I want to take a few pieces of these dandies back home, and ask Christalin about the range, and how I might procure them. ‘You could order our designs online at www.ruhamah.in. Our product range includes earrings, necklaces and bracelets made of non-precious metals including copper, brass and German silver – also semi-precious stones such as jade, amethyst and lapis lazuli. We have a range of bracelets and chains made of sterling silver and crystals, apart from an array of earrings, headbands, bracelets, bags and scarves embellished with Aari embroidery. All our products are handmade and hand-embroidered by our artisans who are sometimes trained by paid designers, and at others by volunteers,’ she explains. ‘We also take part in trade fairs and pop up bazaars across India to market our jewellery. Our main market is the USA where our products are sold online and via wholesale partners. We also sell products in the UK and Dubai with the help of volunteers.’

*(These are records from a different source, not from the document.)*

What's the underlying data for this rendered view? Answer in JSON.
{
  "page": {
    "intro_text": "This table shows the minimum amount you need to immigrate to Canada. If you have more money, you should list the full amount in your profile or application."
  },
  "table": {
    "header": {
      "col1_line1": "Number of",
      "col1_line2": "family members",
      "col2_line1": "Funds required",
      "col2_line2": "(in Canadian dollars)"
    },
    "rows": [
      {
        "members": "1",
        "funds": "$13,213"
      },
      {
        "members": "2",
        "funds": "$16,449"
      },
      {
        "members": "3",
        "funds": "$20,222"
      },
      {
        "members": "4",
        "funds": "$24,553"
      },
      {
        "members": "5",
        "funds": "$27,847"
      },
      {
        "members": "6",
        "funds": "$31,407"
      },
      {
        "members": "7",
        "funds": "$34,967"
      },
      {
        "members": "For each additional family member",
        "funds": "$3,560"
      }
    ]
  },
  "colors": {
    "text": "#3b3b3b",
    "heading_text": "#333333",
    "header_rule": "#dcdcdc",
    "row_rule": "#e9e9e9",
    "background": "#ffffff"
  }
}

Despite its growing popularity, the biggest challenge for the managers at Ruhamah Designs, is to find markets for their products. ‘This is because we don’t have adequate resources to network and market our products,’ says Christalin, adding, ‘Personally, the biggest challenge for me is to make the survivors of sex trade understand the importance of empowerment, and that having a job is a need that will lead them on their path to empowerment. All these women are accustomed to charity, so the shift from getting things for free and having to earn one’s living by using one’s skills, is always a difficult transition for them.’
Difficult as the circumstances are, the reformation, as I watch Ruhamah’s jewellery makers pack up for the day, is resonant with the courage to survive and make a living by the practice of a skill. The skill I have supported, I wear on my ears with pride, as I journey back home to Bangalore.